At the hospital I called Addie and word quickly spread to the whole family. Our very worried siblings were texting Joey and I repeatedly. We were reassuring as possible but I also wanted to describe the fall in detail so they'd know what really happened. We all agreed that our dad is actually a very strong person and incredibly hearty and thick-skinned. Joey and I both realized that he fell in the most graceful way possible for his body, allowing the whole of his body to absorb most of the impacts, and not causing particularly bad injuries in any one spot. An x-ray on his ankle showed nothing broken. He got a few stitches above his brow but showed no sign of head trauma. He got released from the hospital at 8:30 pm and came to my house for a feast of chinese food. I don't think he'd eaten since breakfast!
my mom and her husband stopped by the Emergency room to visit.
It is still unbelievable to me that his body wasn't broken to bits. When I replay the scene, the sight of that fall in my mind, it seems absolutely impossible that not only did he not snap his neck or his back, he didn't break any bones, and even his Iphone in his pocket didn't break. His glasses were intact but slightly bent. His hat fell off but we retrieved it. I truly believe my dad cheated death. He just turned seventy years old on the 13th of this month, and I still maintain that he'll make it to 100. Longevity is in his blood and I want him to live to meet his great grandchildren. (Well he's already met some! But I mean, from my own daughters.) It was definitely not his time to go, or in Game of Thrones, as Arya's sword fighting instructor says to death: "not today."
playing the next day in our backyard with his granddaughters Scout and Polly
Pops spent the night at our house that first night and he slept just fine.
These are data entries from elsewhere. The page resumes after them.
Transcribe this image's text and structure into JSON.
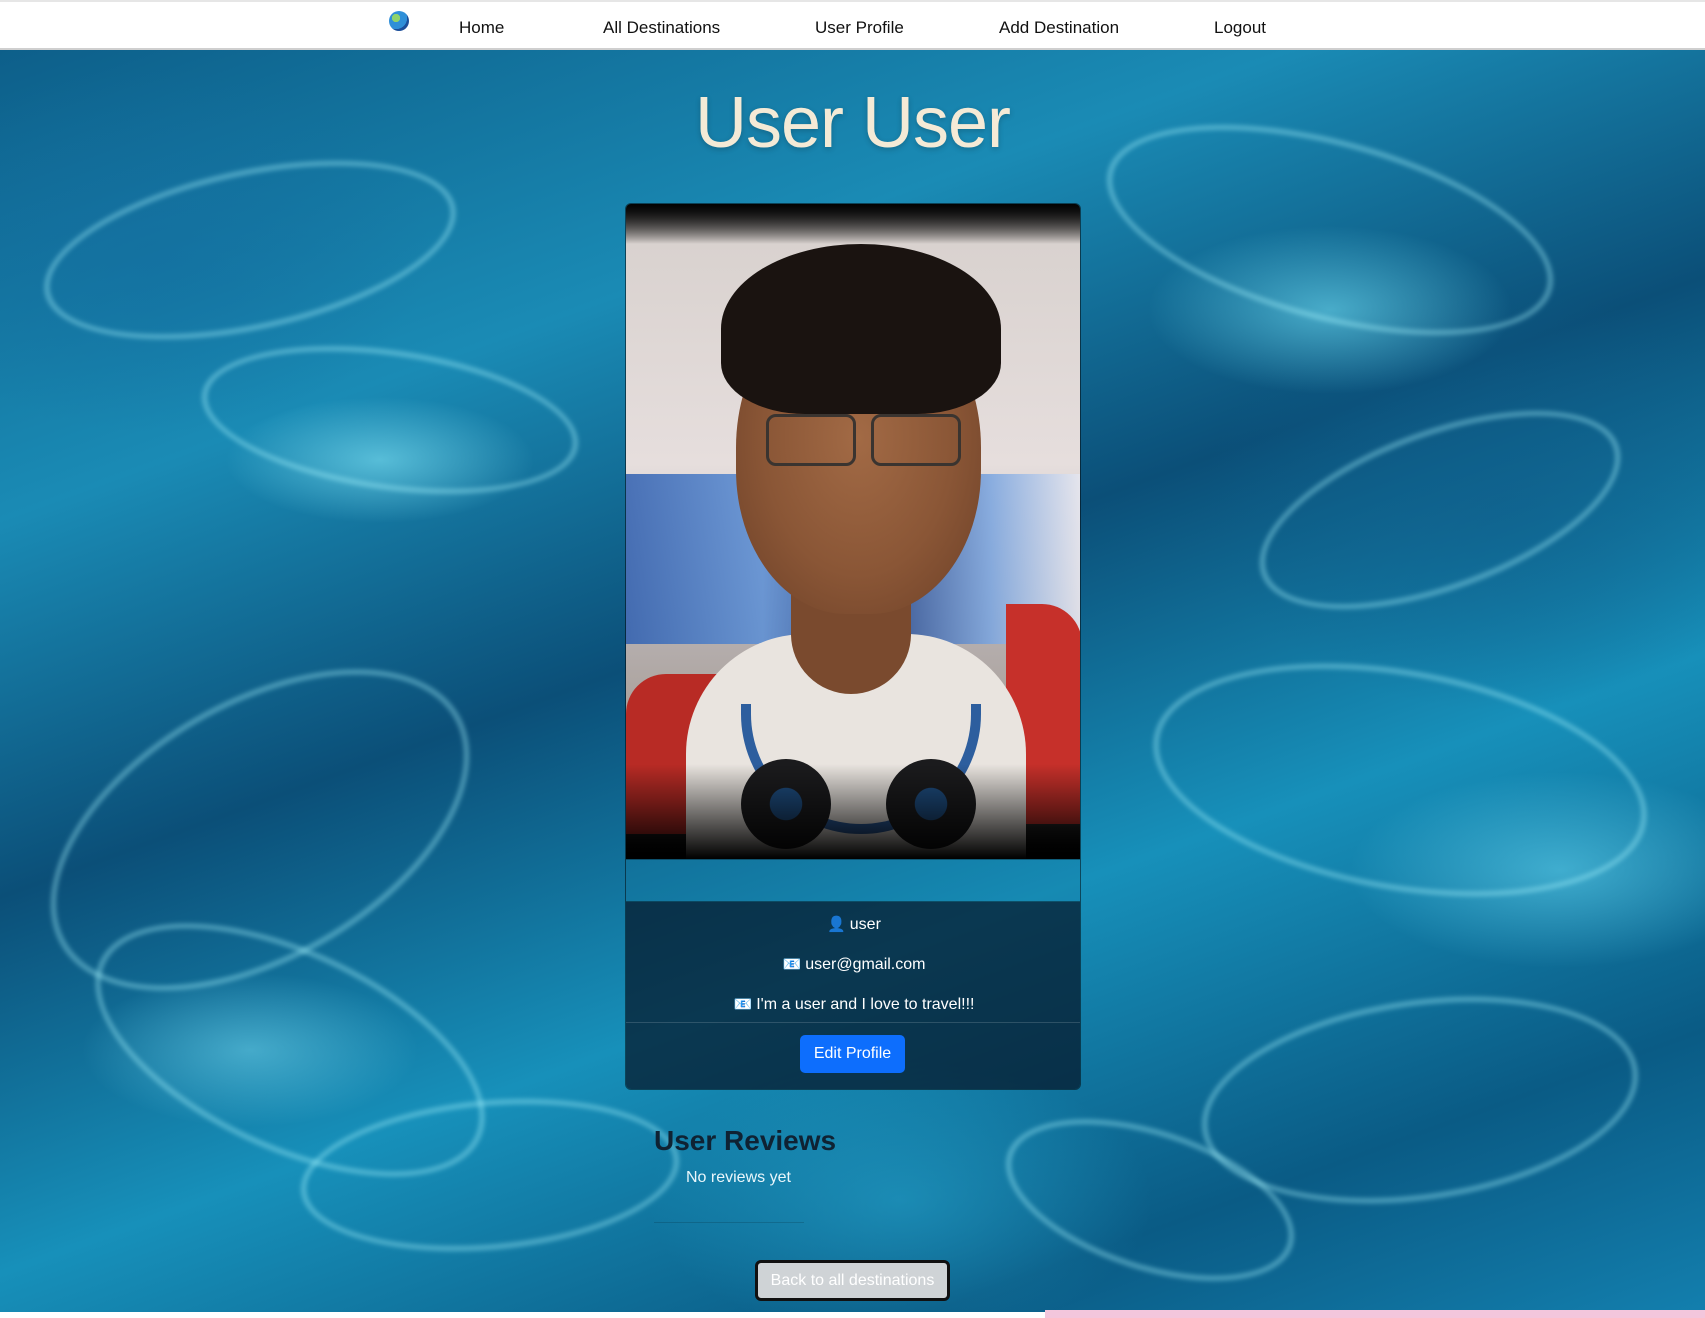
{
  "nav": {
    "logo_icon": "globe-icon",
    "links": [
      {
        "label": "Home"
      },
      {
        "label": "All Destinations"
      },
      {
        "label": "User Profile"
      },
      {
        "label": "Add Destination"
      },
      {
        "label": "Logout"
      }
    ]
  },
  "profile": {
    "title": "User User",
    "username_icon": "👤",
    "username": "user",
    "email_icon": "📧",
    "email": "user@gmail.com",
    "bio_icon": "📧",
    "bio": "I'm a user and I love to travel!!!",
    "edit_label": "Edit Profile"
  },
  "reviews": {
    "title": "User Reviews",
    "empty_text": "No reviews yet"
  },
  "footer": {
    "back_label": "Back to all destinations"
  },
  "colors": {
    "primary_button": "#0d6efd",
    "title_text": "#f4ead6"
  }
}
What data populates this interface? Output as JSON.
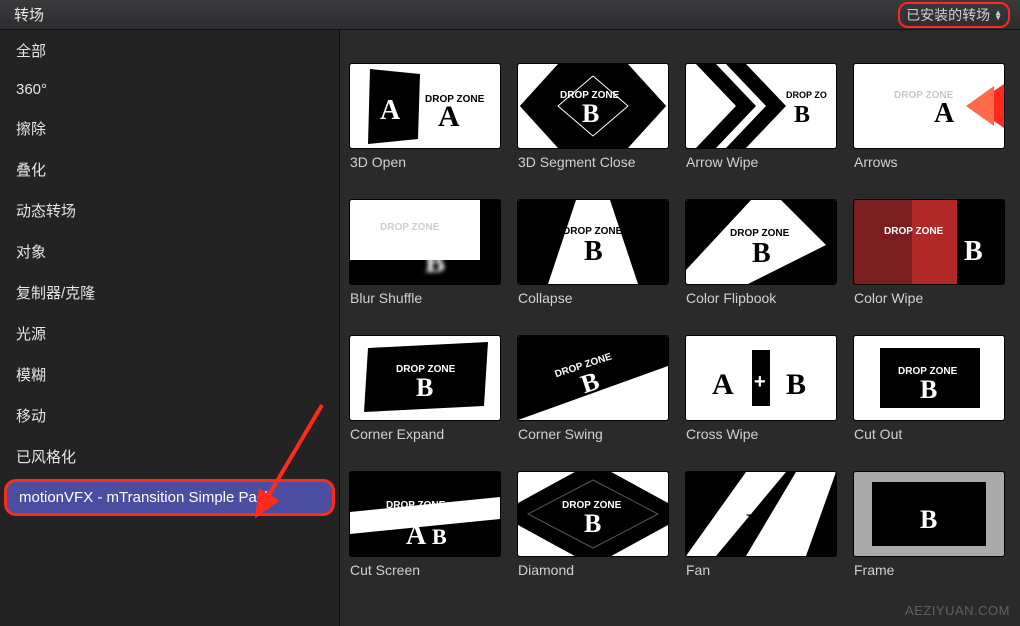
{
  "topbar": {
    "title": "转场",
    "filter_label": "已安装的转场"
  },
  "sidebar": {
    "items": [
      {
        "label": "全部"
      },
      {
        "label": "360°"
      },
      {
        "label": "擦除"
      },
      {
        "label": "叠化"
      },
      {
        "label": "动态转场"
      },
      {
        "label": "对象"
      },
      {
        "label": "复制器/克隆"
      },
      {
        "label": "光源"
      },
      {
        "label": "模糊"
      },
      {
        "label": "移动"
      },
      {
        "label": "已风格化"
      },
      {
        "label": "motionVFX - mTransition Simple Pack",
        "selected": true
      }
    ]
  },
  "grid": {
    "dropzone_text": "DROP ZONE",
    "tiles": [
      {
        "label": "3D Open"
      },
      {
        "label": "3D Segment Close"
      },
      {
        "label": "Arrow Wipe"
      },
      {
        "label": "Arrows"
      },
      {
        "label": "Blur Shuffle"
      },
      {
        "label": "Collapse"
      },
      {
        "label": "Color Flipbook"
      },
      {
        "label": "Color Wipe"
      },
      {
        "label": "Corner Expand"
      },
      {
        "label": "Corner Swing"
      },
      {
        "label": "Cross Wipe"
      },
      {
        "label": "Cut Out"
      },
      {
        "label": "Cut Screen"
      },
      {
        "label": "Diamond"
      },
      {
        "label": "Fan"
      },
      {
        "label": "Frame"
      }
    ]
  },
  "watermark": "AEZIYUAN.COM"
}
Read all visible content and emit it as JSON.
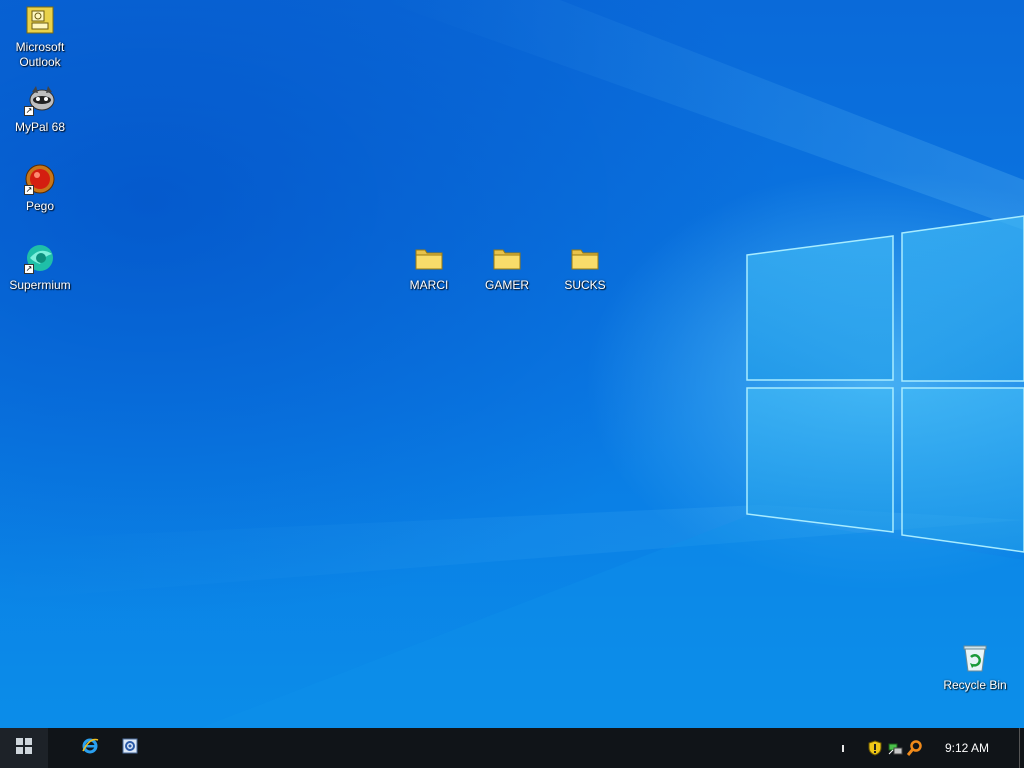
{
  "desktop": {
    "icons": [
      {
        "label": "Microsoft\nOutlook",
        "icon": "outlook-icon"
      },
      {
        "label": "MyPal 68",
        "icon": "mypal-icon"
      },
      {
        "label": "Pego",
        "icon": "pego-icon"
      },
      {
        "label": "Supermium",
        "icon": "supermium-icon"
      },
      {
        "label": "MARCI",
        "icon": "folder-icon"
      },
      {
        "label": "GAMER",
        "icon": "folder-icon"
      },
      {
        "label": "SUCKS",
        "icon": "folder-icon"
      },
      {
        "label": "Recycle Bin",
        "icon": "recycle-bin-icon"
      }
    ],
    "colors": {
      "wallpaper": "#0a74df",
      "glow": "#78dcff"
    }
  },
  "taskbar": {
    "start_icon": "windows-logo-icon",
    "pinned": [
      {
        "icon": "internet-explorer-icon"
      },
      {
        "icon": "settings-app-icon"
      }
    ],
    "tray": {
      "icons": [
        "tray-overflow-icon",
        "shield-icon",
        "network-icon",
        "search-icon"
      ],
      "clock": "9:12 AM"
    },
    "color": "#101418"
  }
}
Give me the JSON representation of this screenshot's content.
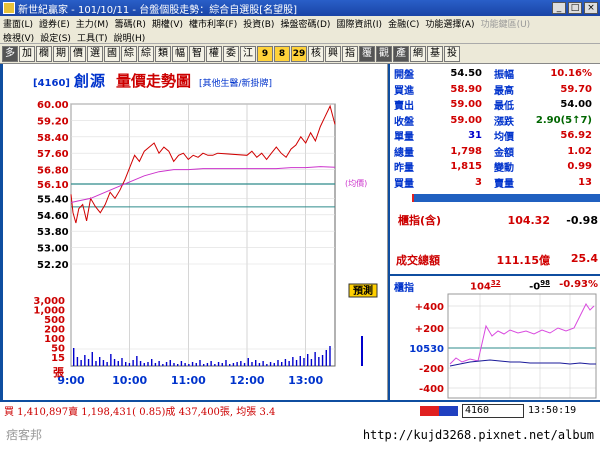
{
  "window": {
    "title": "新世紀贏家 - 101/10/11 - 台盤個股走勢：綜合自選股[名望股]",
    "buttons": [
      "_",
      "□",
      "×"
    ]
  },
  "menus": {
    "row1": [
      {
        "label": "畫面(L)",
        "enabled": true
      },
      {
        "label": "證券(E)",
        "enabled": true
      },
      {
        "label": "主力(M)",
        "enabled": true
      },
      {
        "label": "籌碼(R)",
        "enabled": true
      },
      {
        "label": "期權(V)",
        "enabled": true
      },
      {
        "label": "權市利率(F)",
        "enabled": true
      },
      {
        "label": "投資(B)",
        "enabled": true
      },
      {
        "label": "操盤密碼(D)",
        "enabled": true
      },
      {
        "label": "國際資訊(I)",
        "enabled": true
      },
      {
        "label": "金融(C)",
        "enabled": true
      },
      {
        "label": "功能選擇(A)",
        "enabled": true
      },
      {
        "label": "功能鍵區(U)",
        "enabled": false
      }
    ],
    "row2": [
      {
        "label": "檢視(V)",
        "enabled": true
      },
      {
        "label": "設定(S)",
        "enabled": true
      },
      {
        "label": "工具(T)",
        "enabled": true
      },
      {
        "label": "說明(H)",
        "enabled": true
      }
    ]
  },
  "toolbar": [
    "多",
    "加",
    "欄",
    "期",
    "價",
    "選",
    "國",
    "綜",
    "綜",
    "類",
    "幅",
    "智",
    "權",
    "委",
    "江",
    "9",
    "8",
    "29",
    "核",
    "興",
    "指",
    "覆",
    "觀",
    "產",
    "網",
    "基",
    "投"
  ],
  "chart": {
    "code": "[4160]",
    "stock_name": "創源",
    "title": "量價走勢圖",
    "links": "[其他生醫/新掛牌]",
    "avg_label": "(均價)",
    "pre_label": "預測"
  },
  "chart_data": {
    "type": "line",
    "price_axis": {
      "ticks": [
        "60.00",
        "59.20",
        "58.40",
        "57.60",
        "56.80",
        "56.10",
        "55.40",
        "54.60",
        "53.80",
        "53.00",
        "52.20"
      ],
      "ylim": [
        52.2,
        60.0
      ]
    },
    "volume_axis": {
      "ticks": [
        "3,000",
        "1,000",
        "500",
        "200",
        "100",
        "50",
        "15"
      ],
      "unit": "張"
    },
    "time_axis": [
      "9:00",
      "10:00",
      "11:00",
      "12:00",
      "13:00"
    ],
    "reference_price": 54.0,
    "series": [
      {
        "name": "成交價",
        "color": "#d00000",
        "x": [
          "9:00",
          "9:02",
          "9:05",
          "9:08",
          "9:12",
          "9:16",
          "9:20",
          "9:25",
          "9:30",
          "9:35",
          "9:40",
          "9:45",
          "9:50",
          "9:55",
          "10:00",
          "10:05",
          "10:10",
          "10:15",
          "10:20",
          "10:25",
          "10:30",
          "10:35",
          "10:40",
          "10:45",
          "10:50",
          "10:55",
          "11:00",
          "11:05",
          "11:10",
          "11:15",
          "11:20",
          "11:25",
          "11:30",
          "12:00",
          "12:05",
          "12:10",
          "12:15",
          "12:20",
          "12:25",
          "12:30",
          "12:35",
          "12:40",
          "12:45",
          "12:50",
          "12:55",
          "13:00",
          "13:05",
          "13:10",
          "13:15",
          "13:20",
          "13:25",
          "13:30"
        ],
        "values": [
          55.6,
          54.7,
          54.2,
          54.9,
          55.1,
          54.3,
          55.4,
          55.0,
          54.7,
          55.1,
          55.7,
          55.4,
          55.8,
          56.3,
          56.9,
          57.5,
          57.2,
          57.7,
          57.9,
          58.1,
          57.6,
          57.9,
          57.7,
          57.2,
          57.5,
          57.6,
          57.3,
          57.5,
          57.4,
          57.6,
          57.5,
          57.5,
          57.6,
          57.5,
          57.7,
          57.4,
          57.6,
          57.3,
          57.6,
          57.9,
          57.6,
          57.4,
          57.8,
          58.0,
          58.4,
          58.1,
          58.6,
          58.2,
          58.9,
          59.4,
          59.9,
          59.0
        ]
      },
      {
        "name": "均價",
        "color": "#cc33cc",
        "x": [
          "9:00",
          "9:10",
          "9:20",
          "9:30",
          "9:45",
          "10:00",
          "10:15",
          "10:30",
          "10:45",
          "11:00",
          "11:15",
          "11:30",
          "12:00",
          "12:15",
          "12:30",
          "12:45",
          "13:00",
          "13:15",
          "13:30"
        ],
        "values": [
          55.2,
          55.3,
          55.4,
          55.6,
          55.9,
          56.2,
          56.5,
          56.7,
          56.8,
          56.8,
          56.85,
          56.85,
          56.85,
          56.85,
          56.85,
          56.9,
          56.9,
          56.95,
          56.92
        ]
      }
    ]
  },
  "quote": {
    "rows": [
      {
        "l1": "開盤",
        "v1": "54.50",
        "c1": "black",
        "l2": "振幅",
        "v2": "10.16%",
        "c2": "red"
      },
      {
        "l1": "買進",
        "v1": "58.90",
        "c1": "red",
        "l2": "最高",
        "v2": "59.70",
        "c2": "red"
      },
      {
        "l1": "賣出",
        "v1": "59.00",
        "c1": "red",
        "l2": "最低",
        "v2": "54.00",
        "c2": "black"
      },
      {
        "l1": "收盤",
        "v1": "59.00",
        "c1": "red",
        "l2": "漲跌",
        "v2": "2.90(5↑7)",
        "c2": "green"
      },
      {
        "l1": "單量",
        "v1": "31",
        "c1": "blue",
        "l2": "均價",
        "v2": "56.92",
        "c2": "red"
      },
      {
        "l1": "總量",
        "v1": "1,798",
        "c1": "red",
        "l2": "金額",
        "v2": "1.02",
        "c2": "red"
      },
      {
        "l1": "昨量",
        "v1": "1,815",
        "c1": "red",
        "l2": "變動",
        "v2": "0.99",
        "c2": "red"
      },
      {
        "l1": "買量",
        "v1": "3",
        "c1": "red",
        "l2": "賣量",
        "v2": "13",
        "c2": "red"
      }
    ]
  },
  "index": {
    "label": "櫃指(含)",
    "value": "104.32",
    "change": "-0.98"
  },
  "turnover": {
    "label": "成交總額",
    "value": "111.15億",
    "change": "25.4"
  },
  "mini_chart": {
    "label": "櫃指",
    "value": "104",
    "value_dec": "32",
    "change": "-0",
    "change_dec": "98",
    "pct": "-0.93%",
    "ticks": [
      "+400",
      "+200",
      "10530",
      "-200",
      "-400"
    ]
  },
  "status": {
    "text": "買 1,410,897賣 1,198,431( 0.85)成 437,400張, 均張 3.4",
    "code": "4160",
    "time": "13:50:19"
  },
  "watermark": {
    "logo": "痞客邦",
    "url": "http://kujd3268.pixnet.net/album"
  }
}
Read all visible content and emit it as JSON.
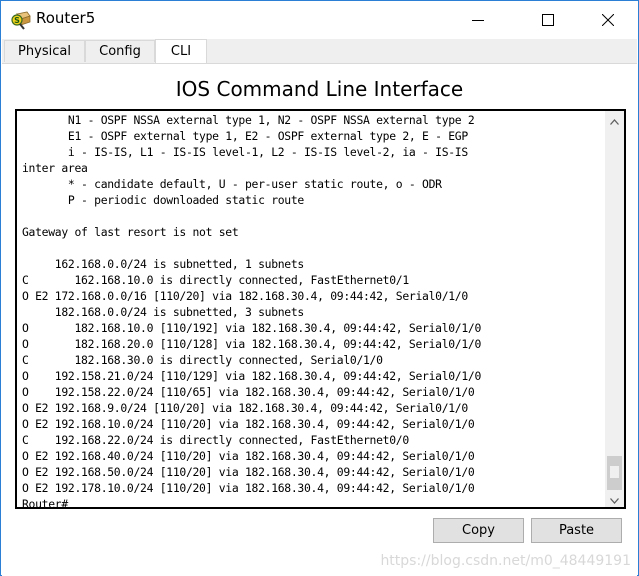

He has only taken a couple ibuprofens for soreness, and he says the spot where he got a tetanus shot is what hurts most! He is going about his church duties today and tomorrow like normal.
I met him at the church to attend an old family friend's funeral this morning. Toward the end of the service we sang a hymn. The last verse goes like this; "God be with you till we meet again. Keep love's banner floating o'er you. Smite death's threatening wave before you. God be with you till we meet again." I shed tears of gratitude that I get to have my dad in my life, today, right now, every day. Something I take for granted all the time. He is one of my best friends and he is my most helpful champion and I love him with every bit of my heart. We all do. I like to think that love, and the love he returns to all he knows in spades, is what helped protect him.